America ought to take the position that North Korea is a protectorate of China, recognizing China's right to represent North Korea's interests in global affairs and also to recognize that China can take whatever action it deems necessary to restrain North Korea. That places both responsibility and authority to Beijing.
What that would mean is that if China occupies all or part of North Korea, or, indeed, if China annexes North Korea, we would accept that decision without negative comment or action. It would also mean that if North Korea launched any nuclear attack against Seoul or Tokyo, then we would consider that an act by China against South Korea or Japan.
America, under this arrangement, could give food and other aid to North Korea, but only through China. That would give China extra leverage in dealing with its new protectorate. The affluent democracies threatened today by the madman in North Korea could give every deference and support to China in controlling North Korea.
Why might China want the privilege and the burden of accepting North Korea as a protectorate? China's authority would be formally expanded, something Chinese expansion into the South China Sea suggests that Beijing would like. China also could act to prevent a nuclear attack, which would throw global markets, Pacific trade, and financial markets into a calamitous death spiral – a disaster that would hurt China as much as any nation.
North Korea might also view this favorably if China then ensured the rule of Kim Jong-un, the dominance of the Communist Party in North Korea, and the safety of that nation from any foreign attack. The dubious capacity of North Korea to attack America if America threatened that regime would be replaced by the very real power of China to hit American cities.
The system of protectorates seems archaic and a throwback to 19th-century imperialism, but in fact, protectorates work. The client state (the state over which a protectorate is made) gets the protection of a great power, the great power gains influence and control, and the rest of the world has a more responsible nation superintend the actions of a smaller, potentially rogue nation.
How might this protectorate status be created in a way in which the international community would be compelled to take notice? Here, for once, that most useless creature of modern international politics might be actually helpful: the United Nations, and particularly the Security Council. A vote of that body placing North Korea under the protection (as a protectorate) of China would reflect a global concern about the threat North Korea poses today, and it would make it almost impossible for North Korea to do anything but accept this status.
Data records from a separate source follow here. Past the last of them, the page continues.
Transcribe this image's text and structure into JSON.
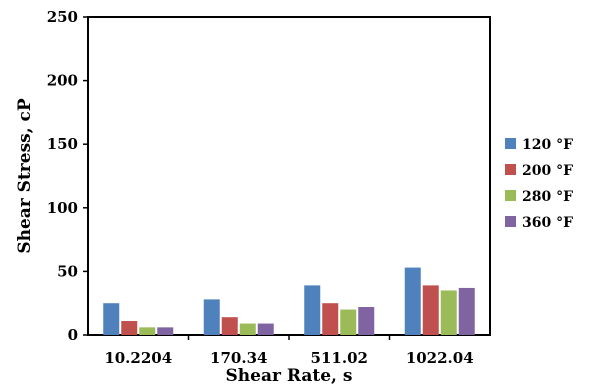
{
  "chart_data": {
    "type": "bar",
    "title": "",
    "xlabel": "Shear Rate, s",
    "ylabel": "Shear Stress, cP",
    "ylim": [
      0,
      250
    ],
    "yticks": [
      "0",
      "50",
      "100",
      "150",
      "200",
      "250"
    ],
    "categories": [
      "10.2204",
      "170.34",
      "511.02",
      "1022.04"
    ],
    "series": [
      {
        "name": "120 °F",
        "color": "#4F81BD",
        "values": [
          25,
          28,
          39,
          53
        ]
      },
      {
        "name": "200 °F",
        "color": "#C0504D",
        "values": [
          11,
          14,
          25,
          39
        ]
      },
      {
        "name": "280 °F",
        "color": "#9BBB59",
        "values": [
          6,
          9,
          20,
          35
        ]
      },
      {
        "name": "360 °F",
        "color": "#8064A2",
        "values": [
          6,
          9,
          22,
          37
        ]
      }
    ],
    "grid": false,
    "legend_position": "right"
  }
}
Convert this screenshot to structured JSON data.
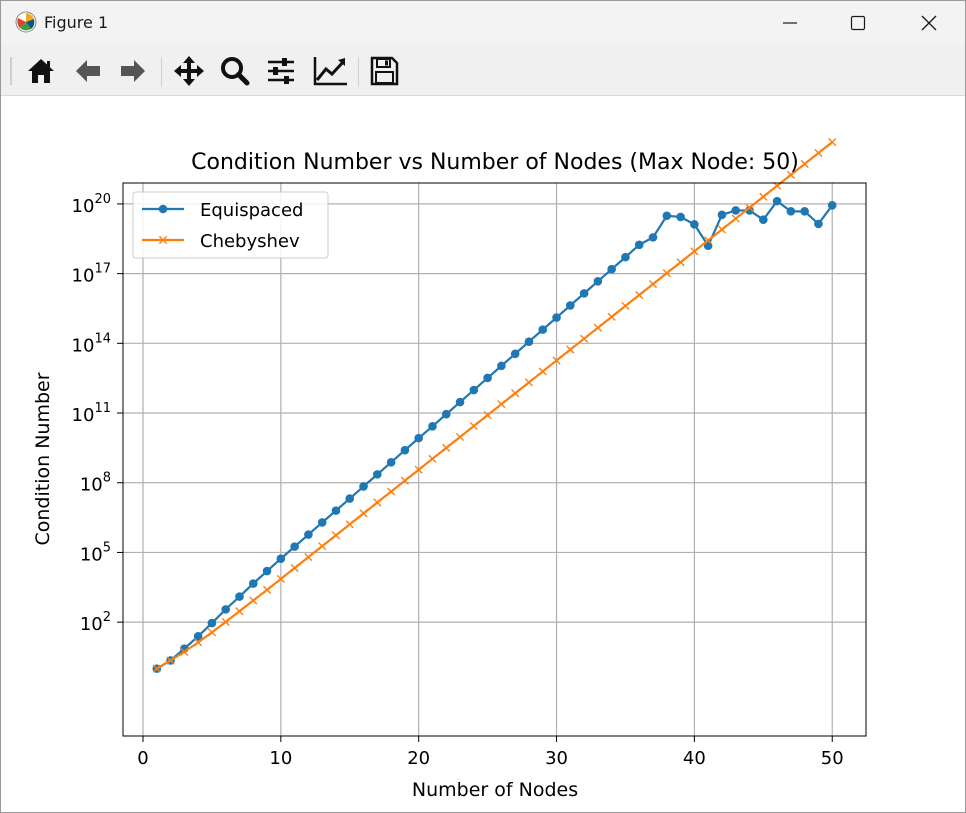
{
  "window": {
    "title": "Figure 1"
  },
  "toolbar": {
    "buttons": [
      {
        "icon": "home-icon"
      },
      {
        "icon": "back-arrow-icon"
      },
      {
        "icon": "forward-arrow-icon"
      },
      {
        "icon": "pan-move-icon"
      },
      {
        "icon": "zoom-magnifier-icon"
      },
      {
        "icon": "configure-subplots-icon"
      },
      {
        "icon": "edit-axis-line-icon"
      },
      {
        "icon": "save-disk-icon"
      }
    ]
  },
  "chart_data": {
    "type": "line",
    "title": "Condition Number vs Number of Nodes (Max Node: 50)",
    "xlabel": "Number of Nodes",
    "ylabel": "Condition Number",
    "xlim": [
      -1.45,
      52.45
    ],
    "ylim_log10": [
      -2.9,
      20.9
    ],
    "yscale": "log",
    "grid": true,
    "legend_position": "upper left",
    "x_ticks": [
      0,
      10,
      20,
      30,
      40,
      50
    ],
    "y_ticks": [
      {
        "base": "10",
        "exp": "2",
        "log10": 2
      },
      {
        "base": "10",
        "exp": "5",
        "log10": 5
      },
      {
        "base": "10",
        "exp": "8",
        "log10": 8
      },
      {
        "base": "10",
        "exp": "11",
        "log10": 11
      },
      {
        "base": "10",
        "exp": "14",
        "log10": 14
      },
      {
        "base": "10",
        "exp": "17",
        "log10": 17
      },
      {
        "base": "10",
        "exp": "20",
        "log10": 20
      }
    ],
    "x": [
      1,
      2,
      3,
      4,
      5,
      6,
      7,
      8,
      9,
      10,
      11,
      12,
      13,
      14,
      15,
      16,
      17,
      18,
      19,
      20,
      21,
      22,
      23,
      24,
      25,
      26,
      27,
      28,
      29,
      30,
      31,
      32,
      33,
      34,
      35,
      36,
      37,
      38,
      39,
      40,
      41,
      42,
      43,
      44,
      45,
      46,
      47,
      48,
      49,
      50
    ],
    "series": [
      {
        "name": "Equispaced",
        "color": "#1f77b4",
        "marker": "circle",
        "log10_values": [
          0,
          0.35,
          0.86,
          1.39,
          1.96,
          2.55,
          3.1,
          3.66,
          4.2,
          4.73,
          5.25,
          5.77,
          6.29,
          6.8,
          7.32,
          7.84,
          8.36,
          8.88,
          9.4,
          9.92,
          10.43,
          10.95,
          11.47,
          11.99,
          12.51,
          13.03,
          13.55,
          14.07,
          14.59,
          15.11,
          15.63,
          16.15,
          16.67,
          17.19,
          17.71,
          18.24,
          18.56,
          19.49,
          19.44,
          19.12,
          18.2,
          19.53,
          19.72,
          19.72,
          19.32,
          20.12,
          19.68,
          19.68,
          19.14,
          19.94
        ]
      },
      {
        "name": "Chebyshev",
        "color": "#ff7f0e",
        "marker": "x",
        "log10_values": [
          0,
          0.35,
          0.72,
          1.13,
          1.56,
          2.01,
          2.47,
          2.93,
          3.39,
          3.86,
          4.33,
          4.8,
          5.27,
          5.74,
          6.21,
          6.68,
          7.15,
          7.62,
          8.09,
          8.56,
          9.03,
          9.5,
          9.97,
          10.44,
          10.91,
          11.38,
          11.85,
          12.32,
          12.79,
          13.26,
          13.73,
          14.2,
          14.67,
          15.14,
          15.61,
          16.08,
          16.55,
          17.02,
          17.49,
          17.96,
          18.43,
          18.9,
          19.37,
          19.84,
          20.31,
          20.78,
          21.25,
          21.72,
          22.19,
          22.66
        ]
      }
    ]
  }
}
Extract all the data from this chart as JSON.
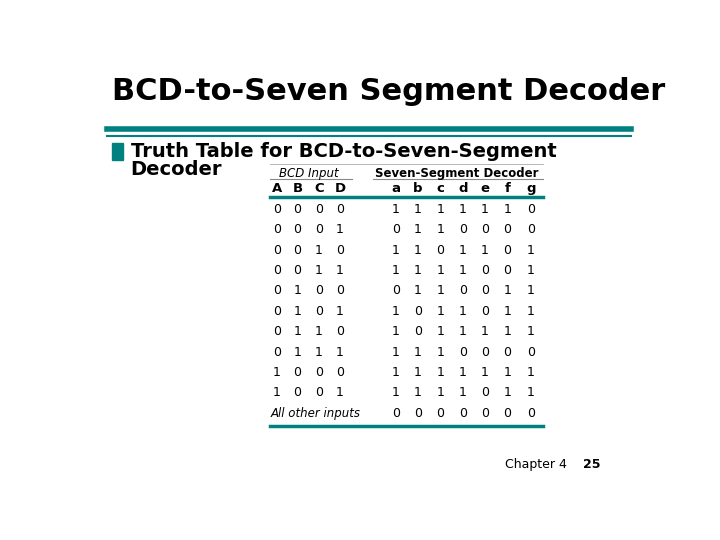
{
  "title": "BCD-to-Seven Segment Decoder",
  "bullet_text_line1": "Truth Table for BCD-to-Seven-Segment",
  "bullet_text_line2": "Decoder",
  "teal_color": "#008080",
  "title_color": "#000000",
  "bg_color": "#ffffff",
  "header1": "BCD Input",
  "header2": "Seven-Segment Decoder",
  "col_headers": [
    "A",
    "B",
    "C",
    "D",
    "",
    "a",
    "b",
    "c",
    "d",
    "e",
    "f",
    "g"
  ],
  "table_data": [
    [
      0,
      0,
      0,
      0,
      "",
      1,
      1,
      1,
      1,
      1,
      1,
      0
    ],
    [
      0,
      0,
      0,
      1,
      "",
      0,
      1,
      1,
      0,
      0,
      0,
      0
    ],
    [
      0,
      0,
      1,
      0,
      "",
      1,
      1,
      0,
      1,
      1,
      0,
      1
    ],
    [
      0,
      0,
      1,
      1,
      "",
      1,
      1,
      1,
      1,
      0,
      0,
      1
    ],
    [
      0,
      1,
      0,
      0,
      "",
      0,
      1,
      1,
      0,
      0,
      1,
      1
    ],
    [
      0,
      1,
      0,
      1,
      "",
      1,
      0,
      1,
      1,
      0,
      1,
      1
    ],
    [
      0,
      1,
      1,
      0,
      "",
      1,
      0,
      1,
      1,
      1,
      1,
      1
    ],
    [
      0,
      1,
      1,
      1,
      "",
      1,
      1,
      1,
      0,
      0,
      0,
      0
    ],
    [
      1,
      0,
      0,
      0,
      "",
      1,
      1,
      1,
      1,
      1,
      1,
      1
    ],
    [
      1,
      0,
      0,
      1,
      "",
      1,
      1,
      1,
      1,
      0,
      1,
      1
    ]
  ],
  "last_row_label": "All other inputs",
  "last_row_values": [
    0,
    0,
    0,
    0,
    0,
    0,
    0
  ],
  "footer_text": "Chapter 4",
  "footer_num": "25"
}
This protectorate would also allow a gradual evolution of North Korea from the sort of malignant insane asylum it is today into the sort of regime that exists in China today, a hardly ideal but vastly less malign and much more rational nation. This would allow South Koreans to re-establish contact with North Korea, without reunification, and it would evolve North Korea into a nation with a stake in peace as the economy of North Korea grew slowly into the sort of quasi-market economy of China.
There are few, if any, truly "good" solutions to the nightmare of North Korea. Creating a Chinese protectorate is the best solution to a horrible problem.